Até a década de 1980, ir à Vila era uma expedição noturna muito alternativa. Já existiam alguns bares de alma riponga que estão lá até hoje, como o Empanadas, na rua Wizard, e a própria Merça.

Na década seguinte, as ruas estreitas se tornaram o principal polo de diversão etílica em São Paulo. A Vila –não qualquer bar em particular– era o destino. Marcava-se num boteco e, caso ele estivesse fechado, caído ou cheio demais, era só caminhar até outro.

De repente, todo mundo na cidade queria ir à Vila Madalena. O perfil dos bares se aburguesou e se aproximou daqueles da outra Vila, a Olímpia. O bairro virou nome de novela da Globo. Pipocaram as torres de apartamentos e de escritórios. Vieram os Carnavais de superlotação e xixi nos quintais dos sobrados remanescentes.

A Vila cresceu além do ponto e, por isso, perdeu o charme que atraía os pássaros da noite.
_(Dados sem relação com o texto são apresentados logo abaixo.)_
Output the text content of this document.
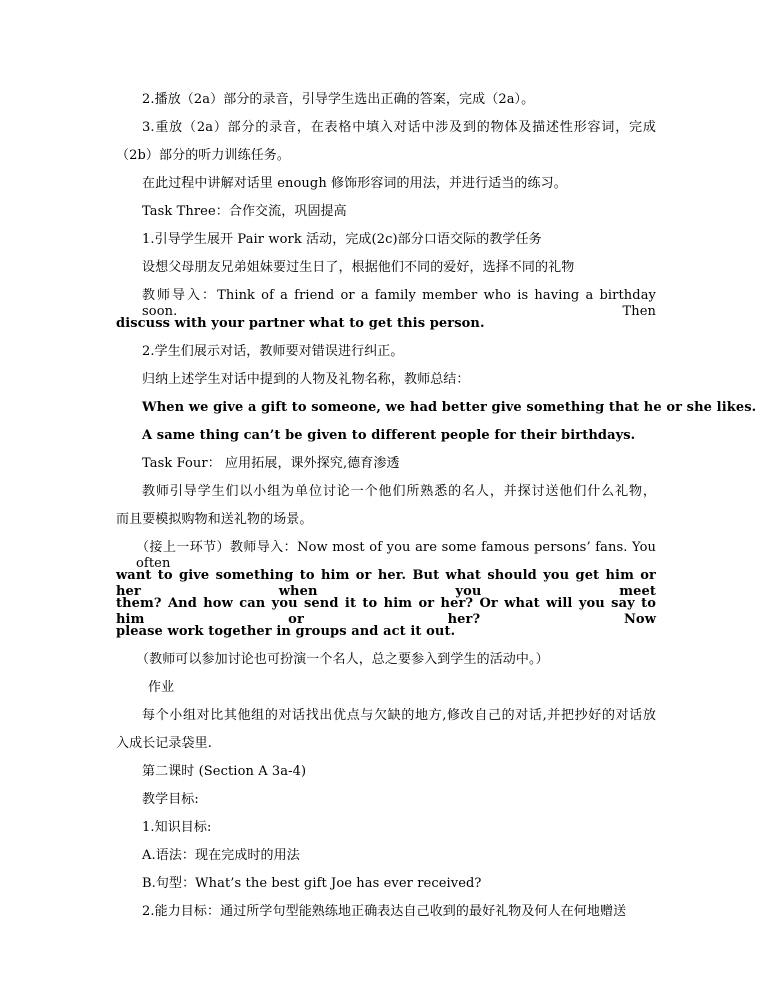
2.播放（2a）部分的录音，引导学生选出正确的答案，完成（2a）。
3.重放（2a）部分的录音，在表格中填入对话中涉及到的物体及描述性形容词，完成
（2b）部分的听力训练任务。
在此过程中讲解对话里 enough 修饰形容词的用法，并进行适当的练习。
Task Three：合作交流，巩固提高
1.引导学生展开 Pair work 活动，完成(2c)部分口语交际的教学任务
设想父母朋友兄弟姐妹要过生日了，根据他们不同的爱好，选择不同的礼物
教师导入：Think of a friend or a family member who is having a birthday soon. Then
discuss with your partner what to get this person.
2.学生们展示对话，教师要对错误进行纠正。
归纳上述学生对话中提到的人物及礼物名称，教师总结：
When we give a gift to someone, we had better give something that he or she likes.
A same thing can’t be given to different people for their birthdays.
Task Four： 应用拓展，课外探究,德育渗透
教师引导学生们以小组为单位讨论一个他们所熟悉的名人，并探讨送他们什么礼物，
而且要模拟购物和送礼物的场景。
（接上一环节）教师导入：Now most of you are some famous persons’ fans. You often
want to give something to him or her. But what should you get him or her when you meet
them? And how can you send it to him or her? Or what will you say to him or her? Now
please work together in groups and act it out.
（教师可以参加讨论也可扮演一个名人，总之要参入到学生的活动中。）
作业
每个小组对比其他组的对话找出优点与欠缺的地方,修改自己的对话,并把抄好的对话放
入成长记录袋里.
第二课时 (Section A 3a-4)
教学目标:
1.知识目标:
A.语法：现在完成时的用法
B.句型：What’s the best gift Joe has ever received?
2.能力目标：通过所学句型能熟练地正确表达自己收到的最好礼物及何人在何地赠送
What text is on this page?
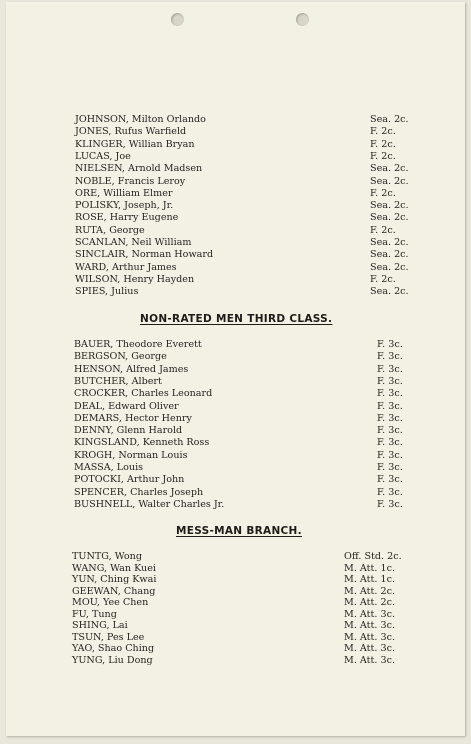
JOHNSON, Milton Orlando	Sea. 2c.
JONES, Rufus Warfield	F. 2c.
KLINGER, Willian Bryan	F. 2c.
LUCAS, Joe	F. 2c.
NIELSEN, Arnold Madsen	Sea. 2c.
NOBLE, Francis Leroy	Sea. 2c.
ORE, William Elmer	F. 2c.
POLISKY, Joseph, Jr.	Sea. 2c.
ROSE, Harry Eugene	Sea. 2c.
RUTA, George	F. 2c.
SCANLAN, Neil William	Sea. 2c.
SINCLAIR, Norman Howard	Sea. 2c.
WARD, Arthur James	Sea. 2c.
WILSON, Henry Hayden	F. 2c.
SPIES, Julius	Sea. 2c.
NON-RATED MEN THIRD CLASS.
BAUER, Theodore Everett	F. 3c.
BERGSON, George	F. 3c.
HENSON, Alfred James	F. 3c.
BUTCHER, Albert	F. 3c.
CROCKER, Charles Leonard	F. 3c.
DEAL, Edward Oliver	F. 3c.
DEMARS, Hector Henry	F. 3c.
DENNY, Glenn Harold	F. 3c.
KINGSLAND, Kenneth Ross	F. 3c.
KROGH, Norman Louis	F. 3c.
MASSA, Louis	F. 3c.
POTOCKI, Arthur John	F. 3c.
SPENCER, Charles Joseph	F. 3c.
BUSHNELL, Walter Charles Jr.	F. 3c.
MESS-MAN BRANCH.
TUNTG, Wong	Off. Std. 2c.
WANG, Wan Kuei	M. Att. 1c.
YUN, Ching Kwai	M. Att. 1c.
GEEWAN, Chang	M. Att. 2c.
MOU, Yee Chen	M. Att. 2c.
FU, Tung	M. Att. 3c.
SHING, Lai	M. Att. 3c.
TSUN, Pes Lee	M. Att. 3c.
YAO, Shao Ching	M. Att. 3c.
YUNG, Liu Dong	M. Att. 3c.
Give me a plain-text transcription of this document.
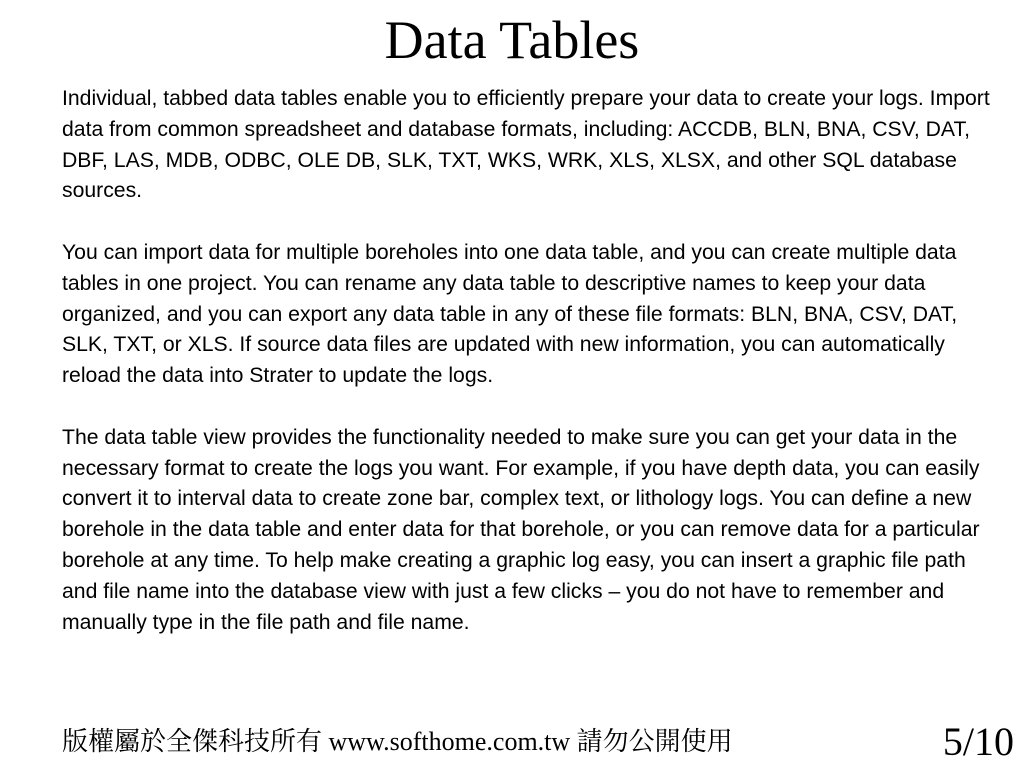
Data Tables

Individual, tabbed data tables enable you to efficiently prepare your data to create your logs. Import data from common spreadsheet and database formats, including: ACCDB, BLN, BNA, CSV, DAT, DBF, LAS, MDB, ODBC, OLE DB, SLK, TXT, WKS, WRK, XLS, XLSX, and other SQL database sources.

You can import data for multiple boreholes into one data table, and you can create multiple data tables in one project. You can rename any data table to descriptive names to keep your data organized, and you can export any data table in any of these file formats: BLN, BNA, CSV, DAT, SLK, TXT, or XLS. If source data files are updated with new information, you can automatically reload the data into Strater to update the logs.

The data table view provides the functionality needed to make sure you can get your data in the necessary format to create the logs you want. For example, if you have depth data, you can easily convert it to interval data to create zone bar, complex text, or lithology logs. You can define a new borehole in the data table and enter data for that borehole, or you can remove data for a particular borehole at any time. To help make creating a graphic log easy, you can insert a graphic file path and file name into the database view with just a few clicks – you do not have to remember and manually type in the file path and file name.

版權屬於全傑科技所有 www.softhome.com.tw 請勿公開使用	5/10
Ainda estão lá muitos lugares que adoro –cito de cabeça o Martin Fierro, o Hirá e o Guarita–, mas já não existe o tal bairro boêmio.

Isto não é lamúria de tiozão, “no meu tempo que era bom”. No meu tempo era tão bom quanto agora –ou tão ruim quanto, a depender do ponto de vista.

A diversão noturna apenas mudou de endereço, concentrada em algum bairro ou pulverizada. Não sei bem onde, pois isso saiu do meu radar de interesses. É a idade.

A decadência da Vila importa de verdade para quem vive, trabalha ou tem negócio por lá. Para o boêmio, o fechamento de um bar é só uma pontada que dói na memória afetiva.